Strongest supply chain suite along with advanced WMS capabilities proven for enterprises, especially with retail companies with high volume. Blue Yonder might not be a fit for smaller companies.

  • Enterprise-grade WMS with other components pre-built. Blue Yonder is one of the leading supply chain suites proven with Fortune 500 accounts.
  • Ideal for retail-centric industries.  Advanced capabilities for retailers with millions of SKUs and locations that require planning at the location level. 
  • All modes of the supply chain, including supply chain control tower capabilities, are pre-integrated. Blue Yonder has comprehensive support for all modes of the supply chain, including their partnership with data providers with advanced AI and ML capabilities that would augment the existing WMS capabilities.
  • Too big for SMBs. Blue Yonder might be overwhelming for SMBs requiring simpler WMS systems.
  • Too expensive. Most SMB companies not requiring enterprise scale and use cases might find Blue Yonder too expensive.
  • Network component missing with the supply chain suite. The biggest missing piece with Blue Yonder is that they don’t own a network. The suites that have their own network have better control of their data, meaning they can provide richer insights to augment WMS capabilities.

Choose Blue Yonder if you are a large enterprise, especially a retail-centric business, looking for a complete supply chain suite integrated with a WMS. 

1. Manhattan Associates

Manhattan WMS is among the strongest solutions in the market for volume retail.
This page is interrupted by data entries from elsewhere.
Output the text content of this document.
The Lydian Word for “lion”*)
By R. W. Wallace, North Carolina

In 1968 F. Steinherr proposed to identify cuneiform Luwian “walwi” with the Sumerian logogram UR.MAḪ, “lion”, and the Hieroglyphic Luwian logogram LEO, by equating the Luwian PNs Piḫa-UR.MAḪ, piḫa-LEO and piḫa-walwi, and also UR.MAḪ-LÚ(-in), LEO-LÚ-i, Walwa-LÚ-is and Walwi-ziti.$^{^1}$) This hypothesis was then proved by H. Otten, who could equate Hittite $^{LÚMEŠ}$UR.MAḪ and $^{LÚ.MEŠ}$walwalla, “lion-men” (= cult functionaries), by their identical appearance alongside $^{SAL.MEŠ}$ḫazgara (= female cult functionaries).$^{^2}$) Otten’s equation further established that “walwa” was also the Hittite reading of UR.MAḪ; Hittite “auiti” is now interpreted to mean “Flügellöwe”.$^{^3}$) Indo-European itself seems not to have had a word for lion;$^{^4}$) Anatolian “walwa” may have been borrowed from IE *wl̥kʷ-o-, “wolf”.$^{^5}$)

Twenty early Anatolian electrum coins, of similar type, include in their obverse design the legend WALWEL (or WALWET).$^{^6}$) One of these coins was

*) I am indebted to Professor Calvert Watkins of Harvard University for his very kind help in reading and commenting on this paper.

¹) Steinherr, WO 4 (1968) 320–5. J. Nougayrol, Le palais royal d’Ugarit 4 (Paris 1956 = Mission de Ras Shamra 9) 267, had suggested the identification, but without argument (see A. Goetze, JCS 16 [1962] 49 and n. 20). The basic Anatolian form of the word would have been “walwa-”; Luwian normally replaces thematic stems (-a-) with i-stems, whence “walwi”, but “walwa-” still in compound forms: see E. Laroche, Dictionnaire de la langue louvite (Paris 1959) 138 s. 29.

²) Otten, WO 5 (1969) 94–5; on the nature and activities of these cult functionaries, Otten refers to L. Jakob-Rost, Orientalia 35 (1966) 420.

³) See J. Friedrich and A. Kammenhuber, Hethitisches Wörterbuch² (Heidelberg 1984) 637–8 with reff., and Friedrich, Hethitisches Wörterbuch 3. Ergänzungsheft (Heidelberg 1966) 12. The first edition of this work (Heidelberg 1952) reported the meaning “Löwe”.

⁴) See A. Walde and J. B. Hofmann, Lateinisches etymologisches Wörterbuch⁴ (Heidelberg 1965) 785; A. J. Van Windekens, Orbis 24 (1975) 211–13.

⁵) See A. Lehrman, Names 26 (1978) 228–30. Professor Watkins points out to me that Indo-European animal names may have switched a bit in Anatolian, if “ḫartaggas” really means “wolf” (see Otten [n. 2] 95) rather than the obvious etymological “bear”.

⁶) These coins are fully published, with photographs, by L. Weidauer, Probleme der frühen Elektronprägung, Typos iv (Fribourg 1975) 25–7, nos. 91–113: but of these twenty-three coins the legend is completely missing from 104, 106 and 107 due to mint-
While Manhattan may not be as complete with its Supply chain suite capabilities, it’s especially suitable for high-volume enterprise food, grocery, shoe, and apparel industries. It might not be the best fit for smaller businesses.

  • Point of sale offered as part of the suite. The pre-integrated point of sale offered as part of the suite is a huge plus for Manhattan for companies without internal IT capabilities for integration or not willing to invest in the expensive integration.
  • Ability to handle enterprise workload. Manhattan has been proven with enterprise retailers with very high transaction volume and SKUs that require deep planning and merchandising capabilities.
  • Able to handle complex verticals and inventory such as grocery, shoes, and apparel. The verticals such as grocery, shoes, and apparel have unique requirements when it comes to their inventory planning and requires specialized WMS capabilities, which is where Manhattan really shines.
  • Not a complete supply chain suite. While the Manhattan suite contains essential execution components such as WMS, TMS, OMS, and POS, it’s weaker in other supply chain pillars such as S&OP and network.
  • It would require add-ons for other supply chain components. For companies looking for a complete suite, they would require several add-ons to be comparable with other Supply Chain suites such as Blue Yonder.
  • Not for SMBs. Manhattan’s design for enterprise companies might not be as friendly for smaller companies looking for simpler solutions.

Choose Manhattan if you are a large company, especially a food, grocery, shoe, and apparel business, looking for an enterprise-grade WMS solution. 


Choosing a WMS system is not as easy due to its overlap with several other software software categories and the way companies package their offerings. As technology advances and boundaries blur, it will only get further confusing.

So, if you are in the market for a new WMS system, make sure you understand your business model and transaction and find software aligned to your needs. Hopefully, this list can provide you with a short list of options to evaluate further.